I am stuck at the following problem:
Show that the set of zero divisors in a valuation ring $V$ is a prime ideal.
Here is the definition of valuation ring and a theorem that might be connected to this exercise:
Definition: A commutative ring $V$ is called valuation ring if for all $a, b \in V$ holds either $a \mid b$ or $b \mid a$.
Theorem: A the ideals of a valuation ring are totally ordered with respect to inclusion and in particular every valuation ring contains exactly one maximal ideal.
Let $ZD(V)$ denote the set of zero divisors in $V$. I understand that $ZD(V)$ is an ideal, but I do not know how to show that it is a prime ideal. I tried to start in the standard way: Let $r_1, r_2 \in V$ and assume that $r_1r_2 \in ZD(V)$. We need to show that $r_1 \in ZD(V)$ or $r_2 \in ZD(V)$.
I understand that $r_1r_2 \in ZD(V)$ implies that there is a $k \in V$ sucht that $k \cdot r_1r_2 = 0$. Now we probably need to use the assumption that $V$ is a valuation ring, so we have either $r_1 \mid r_2$ or $r_2 \mid r_1$. However, when I try to make a case distinction from that I get stuck, also using $r_1 \mid k$ or $k \mid r_1$ did not help.
Could you give me a hint?
Best Answer
The set of zero divisors in an arbitrary ring does not usually form an ideal.
Take, for example, any ring $A$ with a nontrivial idempotent $e$ (i.e. an element $e \notin \{0, 1\}$ such that $e^2 = e$). Then $e (1-e) = 0$, so $e$ and $1-e$ are zero divisors, but $(e, 1 - e) = A$, so the zero divisors of $A$ generate the unit ideal.
But whenever the set of zero divisors does form an ideal, it forms a prime ideal.
Indeed, let $A$ be a ring and $a,b \in A$ such that $ab$ is a zero divisor. Then $ab c = 0$ for some $c \not = 0$.
Case (i) $bc \not= 0$. Then $a$ is a zero divisor.
Case (ii) $bc = 0$. Then $b$ is a zero divisor.
A more natural way to phrase this is that the set of regular elements ( = non-zero divisors) forms a multiplicative set.
What you need to show, then, is that in a valuation ring the set of zero divisors does form an ideal.

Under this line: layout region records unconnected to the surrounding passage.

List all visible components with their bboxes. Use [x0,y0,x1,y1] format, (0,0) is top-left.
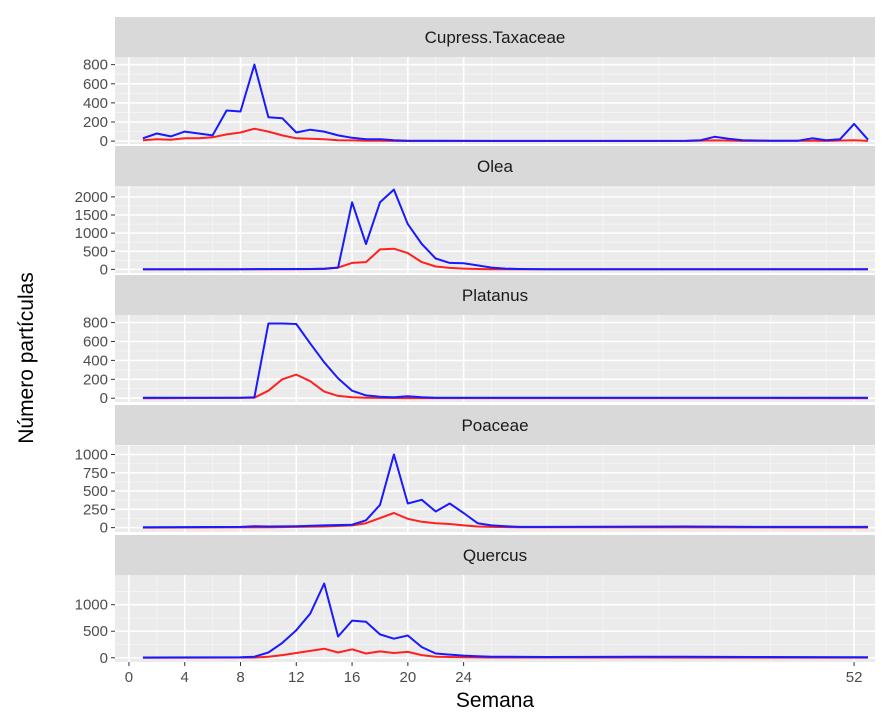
x-tick-label: 16 [344,669,361,686]
x-tick-label: 24 [455,669,472,686]
y-tick-label: 800 [83,57,108,74]
y-tick-label: 400 [83,95,108,112]
series-line-red [142,373,869,400]
y-tick-label: 2000 [75,189,108,206]
y-tick-label: 400 [83,352,108,369]
facet-strip-label: Quercus [463,546,527,565]
y-tick-label: 750 [83,465,108,482]
facet-panel: Quercus 0 500 1000 [75,535,875,667]
series-line-blue [142,63,869,142]
panel-background [115,57,875,144]
y-tick-label: 200 [83,371,108,388]
x-tick-label: 52 [846,669,863,686]
series-line-red [142,127,869,142]
facet-strip-label: Cupress.Taxaceae [425,28,566,47]
panel-background [115,186,875,273]
y-tick-label: 1000 [75,597,108,614]
y-tick-label: 1000 [75,225,108,242]
y-tick-label: 0 [100,261,108,278]
series-line-blue [142,582,869,659]
panel-background [115,445,875,532]
y-tick-label: 500 [83,623,108,640]
y-tick-label: 600 [83,76,108,93]
facet-strip [115,146,875,186]
facet-strip-label: Platanus [462,286,528,305]
y-tick-label: 0 [100,390,108,407]
facet-panel: Cupress.Taxaceae 0 200 400 600 800 [83,17,875,150]
facet-strip-label: Olea [477,157,513,176]
y-tick-label: 0 [100,520,108,537]
x-tick-label: 12 [288,669,305,686]
facet-strip [115,17,875,57]
facet-strip-label: Poaceae [461,416,528,435]
x-axis: 0 4 8 12 16 20 24 52 [125,662,863,686]
series-line-red [142,647,869,659]
x-tick-label: 8 [236,669,244,686]
chart-panels: Cupress.Taxaceae0200400600800Olea0500100… [75,17,875,667]
facet-strip [115,535,875,575]
x-axis-title: Semana [456,689,535,712]
series-line-blue [142,188,868,271]
y-tick-label: 1000 [75,447,108,464]
y-axis-title: Número partículas [15,272,38,444]
series-line-blue [142,453,868,529]
y-tick-label: 0 [100,650,108,667]
y-tick-label: 500 [83,483,108,500]
y-tick-label: 800 [83,315,108,332]
facet-strip [115,275,875,315]
y-tick-label: 500 [83,243,108,260]
y-tick-label: 0 [100,133,108,150]
y-tick-label: 600 [83,333,108,350]
panel-background [115,575,875,662]
x-tick-label: 20 [400,669,417,686]
y-tick-label: 250 [83,501,108,518]
x-tick-label: 0 [125,669,133,686]
series-line-blue [142,322,868,399]
y-tick-label: 1500 [75,207,108,224]
panel-background [115,315,875,402]
y-tick-label: 200 [83,114,108,131]
x-tick-label: 4 [181,669,189,686]
facet-strip [115,405,875,445]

This boils down to showing that if $a,b$ are zero divisors then (i) $a + b$ is a zero divisor and (ii) $r a$ is a zero divisor for any $r \in A$. Check that (ii) holds in any ring. So the focus in your problem is that zero divisors in a valuation ring are closed under addition.

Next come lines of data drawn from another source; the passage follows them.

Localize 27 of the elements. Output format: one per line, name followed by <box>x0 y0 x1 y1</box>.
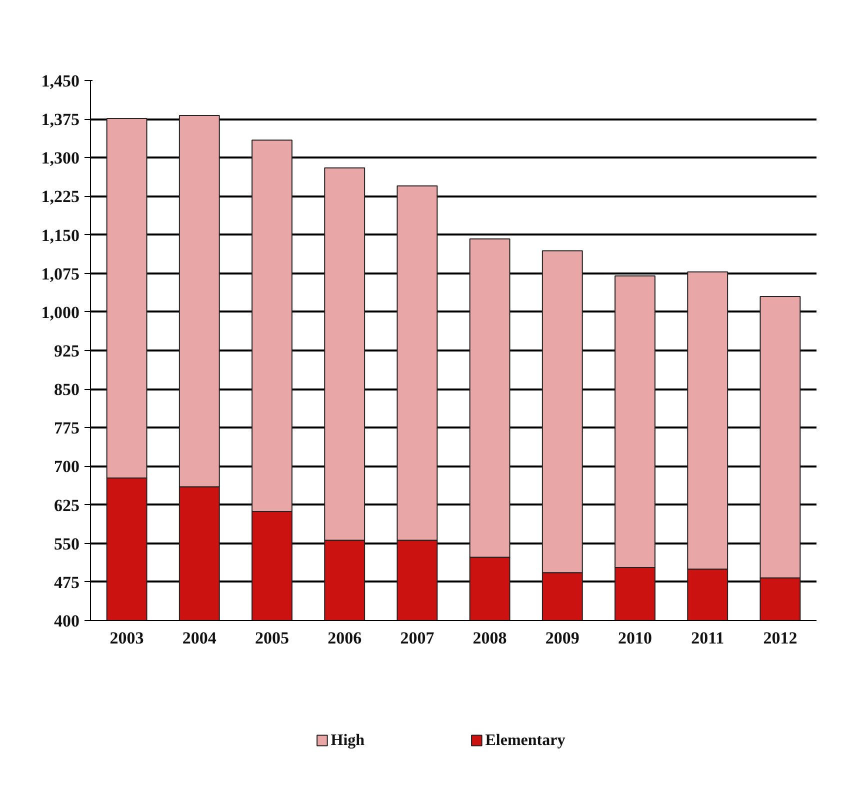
x-tick-label: 2011 <box>691 628 724 648</box>
legend-label: Elementary <box>485 732 566 749</box>
x-tick-label: 2006 <box>328 628 362 648</box>
y-tick-label: 925 <box>54 342 80 360</box>
x-tick-label: 2009 <box>545 628 580 648</box>
y-tick-label: 1,075 <box>41 264 80 284</box>
y-tick-label: 1,375 <box>41 110 80 130</box>
x-tick-label: 2008 <box>472 628 507 648</box>
legend-label: High <box>330 732 365 749</box>
y-tick-label: 850 <box>54 380 80 400</box>
y-tick-label: 400 <box>54 612 80 630</box>
x-tick-label: 2012 <box>763 628 798 648</box>
y-tick-label: 1,150 <box>41 226 80 245</box>
y-tick-label: 475 <box>54 572 80 592</box>
y-tick-label: 775 <box>54 418 80 438</box>
y-tick-label: 1,000 <box>41 302 80 322</box>
x-tick-label: 2005 <box>255 628 289 648</box>
y-tick-label: 700 <box>54 457 80 476</box>
y-tick-label: 1,300 <box>41 148 80 168</box>
x-tick-label: 2003 <box>110 628 144 648</box>
x-tick-label: 2004 <box>182 628 217 648</box>
y-tick-label: 1,225 <box>41 187 80 206</box>
x-tick-label: 2010 <box>618 628 652 648</box>
y-tick-label: 625 <box>54 496 80 515</box>
y-tick-label: 1,450 <box>41 72 80 90</box>
y-tick-label: 550 <box>54 534 80 554</box>
x-tick-label: 2007 <box>400 628 435 648</box>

EDIT with update to answer the comment of Batrachotoxin
In general the ideal generated by the zero divisors is not going to be a maximal ideal. Consider, for example, any valuation domain that is not a field. Meanwhile, in a field the zero divisors do generate the maximal ideal $(0)$.
It's also easy to produce examples of valuation rings which are not domains and in which the ideal generated by the zero divisors is maximal.
For example, consider the ring of dual numbers over a field $K$, $A := K[x]/(x^2)$.
A generic element of $A$ looks like $ax + b$, with $a,b \in K$. If $a,b \not= 0$ then $ax + b$ is a unit since it is the sum of a unit and a nilpotent element. Thus the ideal of non-zero divisors is principally generated by $(x)$, and this is the maximal ideal of $A$.